Infraestrutura da Copa
Há
poucos anos, o anúncio de grandes projetos de infraestrutura para a
Copa e o evento em si geraram expectativa de mudanças. Além dos postos
de trabalho imediatos, a nova infraestrutura deveria fortalecer a
economia no longo prazo. Estradas foram de fato alargadas; há mais
opções de transporte coletivo, como corredores de ônibus e trens
urbanos, e os aeroportos agora são eficientes e têm capacidade de folga.
O
bairro de Soweto, em Johanesburgo, abriga cerca de 1,8 milhões dos 4,8
milhões de habitantes da cidade e tem 50% de desempregados.
Mas
nem tudo deu tão certo. Os estádios, que custaram bilhões e têm alto
custo de manutenção, estão subutilizados e o turismo não deslanchou
como poderia, principalmente por motivos externos. Segundo dados do
governo, depois de crescer 15,1% no ano da Copa, em 2011 a atividade
desacelerou e teve alta de 3%, para 8,3 milhões de visitantes
estrangeiros. “Neste ano, o movimento está voltando.

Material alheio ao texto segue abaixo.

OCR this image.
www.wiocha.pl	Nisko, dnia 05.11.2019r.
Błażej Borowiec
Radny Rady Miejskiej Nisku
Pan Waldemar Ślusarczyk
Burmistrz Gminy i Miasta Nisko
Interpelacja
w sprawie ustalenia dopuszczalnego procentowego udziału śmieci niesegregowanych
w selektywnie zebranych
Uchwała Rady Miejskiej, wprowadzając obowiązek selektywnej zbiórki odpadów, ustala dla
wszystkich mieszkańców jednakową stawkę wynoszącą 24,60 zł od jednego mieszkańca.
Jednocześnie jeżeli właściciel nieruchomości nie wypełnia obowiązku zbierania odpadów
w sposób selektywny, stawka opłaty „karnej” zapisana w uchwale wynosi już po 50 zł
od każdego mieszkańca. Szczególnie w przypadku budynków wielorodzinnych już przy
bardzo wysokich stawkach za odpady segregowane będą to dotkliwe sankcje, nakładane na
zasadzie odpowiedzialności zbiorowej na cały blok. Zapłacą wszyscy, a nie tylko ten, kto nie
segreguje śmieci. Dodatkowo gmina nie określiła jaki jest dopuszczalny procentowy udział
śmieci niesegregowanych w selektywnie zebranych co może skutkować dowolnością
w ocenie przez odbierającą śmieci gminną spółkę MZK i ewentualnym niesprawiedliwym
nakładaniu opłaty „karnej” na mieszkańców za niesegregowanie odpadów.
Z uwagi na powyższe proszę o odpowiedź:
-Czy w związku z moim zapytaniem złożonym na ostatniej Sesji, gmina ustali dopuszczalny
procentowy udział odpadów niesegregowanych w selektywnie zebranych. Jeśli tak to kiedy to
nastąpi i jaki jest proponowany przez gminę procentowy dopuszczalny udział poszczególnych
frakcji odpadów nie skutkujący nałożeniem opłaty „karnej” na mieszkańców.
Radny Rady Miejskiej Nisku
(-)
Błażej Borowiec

Mas o ano passado
foi muito ruim”, afirma Alexei Harris, há nove anos guia de turismo na
Cidade do Cabo. “Em boa parte por causa da crise econômica na Europa”.
A
violência também atrapalha. De perto, os condomínios têm muros altos,
reforçados por arames farpados, e muitas ruas precisam ser patrulhadas
por seguranças privados. Na Long Street, centro da vida noturna na
cidade do Cabo, é possível identificá-los pelos coletes fosforescentes,
com a inscrição “Public Safety”. Alguns albergues e hotéis têm os
próprios seguranças 24horas na porta. Em Johanesburgo, apesar dos
esforços de revitalização da área central iniciados pelo governo local,
poucos se sentem confortáveis de sugerir a um turista que visite a área
sozinho.
Quem vive no país admite o problema, mas
costuma minimizá-lo alegando que é uma questão de saber por onde andar,
“como em qualquer lugar”. Mas as estatísticas sugerem precaução. A
África do Sul tem o maior índice de mortes por habitantes do mundo. São
17,3 para cada mil.
Durban,
na costa leste do país, banhada pelo Oceano Índico, é sede das
principais indústrias automobilísticas no país e do segundo maior porto
da África.
A
fama faz com que turistas de primeira viagem, assim como acontece com o
Brasil, se surpreendam quando não se sentem ameaçados. “Foi muito mais
tranquilo do que imaginávamos”, afirma a espanhola Ane Goitia, que na
terça-feira encerrou uma viagem de quase um mês por várias cidades do
país, na companhia da amiga Eider Goiburce.
A Copa
também não resolveu a precária infraestrutura de comunicação do país,
deficiente mesmo se comparada à do Brasil. Acessar a internet em hotéis
de luxo por uma hora pode custar na moeda local o equivalente a R$ 30.
E o preço salgado não garante velocidade nem estabilidade. Abrir um
vídeo no Youtube ou baixar arquivos são tarefas praticamente
impossíveis. Mesmo o acesso a sites de e-mail exige paciência.